1. The transport model that best describes intestinal glucose transport in vivo remains unsettled. Three models have been proposed: (1) a single carrier, (2) a single carrier plus passive diffusion, and (3) a two-carrier system. The objectives of the current studies were to define the transport model that best fits experimental data and to devise methods to obtain the kinetic constants, corrected for diffusion barrier resistance, with this model.

2. Intestinal glucose uptake was measured during perfusion of rat jejunum in vivo over a wide range of perfusate concentrations and diffusion barrier resistance was determined under identical experimental conditions. The data were fitted to the transport equations that describe the three models with appropriate diffusion barrier corrections, and the kinetic constants were derived by non-linear regression techniques.
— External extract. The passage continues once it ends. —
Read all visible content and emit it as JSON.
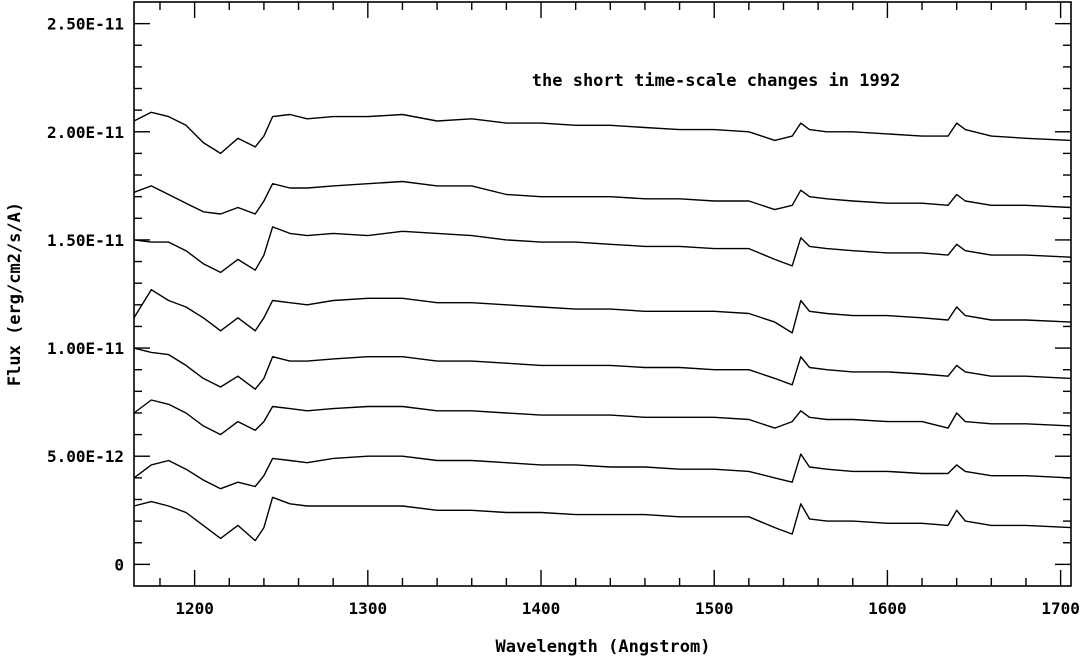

The fit of each model to the data was assessed using six statistical tests, five of which favoured a model described by a single carrier and passive diffusion.

3. The main conclusions of these studies are: (1) kinetic constants uncorrected for diffusion barrier resistance are seriously in error; (2) values for the derived kinetic constants are strongly dependent on the transport model selected for the data analysis which underscores the need for rigorous model analysis; (3) corrected kinetic constants may be obtained by either non-linear regression or by a simpler graphical analysis once the correct transport model has been selected and diffusion barrier resistance determined; (4) only corrected kinetic constants should be used for inter-species comparisons or to study the effect of specific interventions on intestinal glucose transport.